Porque hablar de “no bancarse el blablablá” desde el corazón mismo del poder después de años de gestión es, como mínimo, incómodo. ¿Recién ahora se dio cuenta de que hay funcionarios que no responden? ¿Recién ahora le molesta la burocracia? ¿Recién ahora descubre que la gente necesita soluciones concretas?
En Misiones hay docentes que vienen reclamando salarios dignos desde hace años, con paros, marchas y acampes. Hay productores yerbateros que han tenido que salir a la ruta porque no les cierran los números, mientras los discursos oficiales hablan de “acompañamiento”. Hay empleados públicos que cobran sueldos que no alcanzan, municipios con servicios básicos deteriorados y barrios donde la presencia del Estado aparece más en campaña que en la vida cotidiana.
Y en todo ese tiempo, ¿dónde estaba esa rebeldía que hoy muestra? ¿Dónde estaba ese enojo contra el “esto es así”? Porque la realidad es que ese “esto es así” fue, justamente, la forma en que se gobernó durante años.
Decir que “no responde mensajes es una falta de respeto” es correcto. Pero más falta de respeto es que haya misioneros que tienen que insistir, reclamar, exponerse públicamente para que alguien los escuche. Más falta de respeto es que muchas veces la única respuesta llegue cuando el conflicto escala o cuando hay cámaras de por medio.

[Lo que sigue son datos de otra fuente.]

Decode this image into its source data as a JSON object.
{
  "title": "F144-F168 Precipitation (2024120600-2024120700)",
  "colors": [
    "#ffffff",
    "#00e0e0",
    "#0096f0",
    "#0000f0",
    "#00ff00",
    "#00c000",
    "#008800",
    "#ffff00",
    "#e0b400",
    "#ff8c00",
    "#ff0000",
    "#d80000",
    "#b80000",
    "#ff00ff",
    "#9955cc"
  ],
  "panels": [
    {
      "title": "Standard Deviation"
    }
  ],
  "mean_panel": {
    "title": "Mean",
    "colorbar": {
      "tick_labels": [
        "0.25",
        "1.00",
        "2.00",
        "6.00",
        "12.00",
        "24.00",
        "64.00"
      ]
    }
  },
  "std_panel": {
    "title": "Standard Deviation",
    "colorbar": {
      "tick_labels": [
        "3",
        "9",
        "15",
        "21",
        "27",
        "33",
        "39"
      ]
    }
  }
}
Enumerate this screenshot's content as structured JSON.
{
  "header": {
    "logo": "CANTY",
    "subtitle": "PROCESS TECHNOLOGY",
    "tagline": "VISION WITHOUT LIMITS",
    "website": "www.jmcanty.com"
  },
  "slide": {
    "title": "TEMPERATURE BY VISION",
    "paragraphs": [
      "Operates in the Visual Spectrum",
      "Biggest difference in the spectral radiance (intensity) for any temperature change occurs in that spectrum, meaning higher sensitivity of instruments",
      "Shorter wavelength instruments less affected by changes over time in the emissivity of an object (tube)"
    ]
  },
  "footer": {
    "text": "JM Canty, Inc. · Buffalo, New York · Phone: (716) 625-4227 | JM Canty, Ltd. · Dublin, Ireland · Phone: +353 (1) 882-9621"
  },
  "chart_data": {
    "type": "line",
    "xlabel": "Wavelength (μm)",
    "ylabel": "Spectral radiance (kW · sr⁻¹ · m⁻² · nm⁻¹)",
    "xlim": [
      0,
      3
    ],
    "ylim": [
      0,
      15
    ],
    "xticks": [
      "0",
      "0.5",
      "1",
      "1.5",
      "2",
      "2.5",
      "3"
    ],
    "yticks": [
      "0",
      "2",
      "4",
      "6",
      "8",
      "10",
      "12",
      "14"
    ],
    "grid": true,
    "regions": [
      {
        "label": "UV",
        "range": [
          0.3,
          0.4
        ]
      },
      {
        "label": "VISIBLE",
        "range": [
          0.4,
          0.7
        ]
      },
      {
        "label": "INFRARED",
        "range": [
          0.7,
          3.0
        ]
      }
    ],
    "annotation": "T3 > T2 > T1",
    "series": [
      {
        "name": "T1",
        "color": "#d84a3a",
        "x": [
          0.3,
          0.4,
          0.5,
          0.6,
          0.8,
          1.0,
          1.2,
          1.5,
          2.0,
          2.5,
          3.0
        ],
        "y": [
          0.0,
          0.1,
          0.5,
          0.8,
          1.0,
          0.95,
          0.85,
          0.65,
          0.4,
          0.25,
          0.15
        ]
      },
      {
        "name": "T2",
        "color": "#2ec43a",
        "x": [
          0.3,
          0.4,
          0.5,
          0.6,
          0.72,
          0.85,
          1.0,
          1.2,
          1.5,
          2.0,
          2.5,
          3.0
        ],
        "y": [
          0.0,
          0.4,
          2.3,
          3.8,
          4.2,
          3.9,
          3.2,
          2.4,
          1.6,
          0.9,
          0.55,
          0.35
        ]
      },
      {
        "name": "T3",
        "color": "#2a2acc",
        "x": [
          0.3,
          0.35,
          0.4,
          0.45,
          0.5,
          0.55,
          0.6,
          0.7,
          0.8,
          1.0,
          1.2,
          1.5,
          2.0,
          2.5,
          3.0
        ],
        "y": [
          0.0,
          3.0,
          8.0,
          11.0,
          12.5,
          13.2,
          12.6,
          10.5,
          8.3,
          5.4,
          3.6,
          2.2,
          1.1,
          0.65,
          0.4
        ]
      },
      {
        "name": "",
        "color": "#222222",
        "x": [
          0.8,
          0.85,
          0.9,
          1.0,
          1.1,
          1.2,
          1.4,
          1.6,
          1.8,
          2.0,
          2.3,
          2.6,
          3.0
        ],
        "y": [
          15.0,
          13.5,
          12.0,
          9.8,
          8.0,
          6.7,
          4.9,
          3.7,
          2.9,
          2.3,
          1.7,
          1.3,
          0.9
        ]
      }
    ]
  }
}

Y acá es donde el discurso empieza a oler a oportunismo. Porque no es casual el momento. No es casual el tono. No es casual la necesidad de mostrarse distinto cuando el escenario político empieza a reordenarse de cara al 2027. De repente aparece un funcionario que se despega de “la política tradicional”… pero que es parte central de ese mismo esquema desde hace años.
La verdadera transformación no se graba en un video ni se sube a redes. Se construye con decisiones incómodas, enfrentando intereses reales, dando respuestas cuando no conviene, no cuando suma políticamente.
Porque la verdad es más simple y más incómoda: no es valentía, es timing político. Cuando había que plantarse de verdad, el silencio fue la regla; ahora, cuando el 2027 asoma en el horizonte, aparece el personaje confrontativo.
En Misiones ya conocemos este libreto. Primero gestionan sin incomodar a nadie, sosteniendo lo que dicen criticar; después, cuando hace falta renovar la cara, se disfrazan de outsiders dentro del propio poder.
Si realmente le molestara tanto el “blablablá”, lo habría combatido desde el primer día, no ahora que conviene. Porque decir “las pelotas” en un video puede sonar rebelde… pero si no viene acompañado de hechos concretos, es apenas otra forma —más ruidosa— de lo mismo.
Porque al final, el problema no es lo que dice, sino cuándo lo dice. La bronca selectiva no transforma nada, solo expone cálculo político. Los misioneros no necesitan funcionarios que descubran la realidad en un video: necesitan dirigentes que la enfrenten todos los días, incluso cuando no hay elecciones cerca.
Si de verdad quiere diferenciarse, que lo demuestre en los hechos, no en el tono. Porque en Misiones ya estamos cansados de los que hablan fuerte… pero gobiernan igual que siempre
Puesta en escena: ¿Recién ahora descubre que la gente necesita soluciones concretas?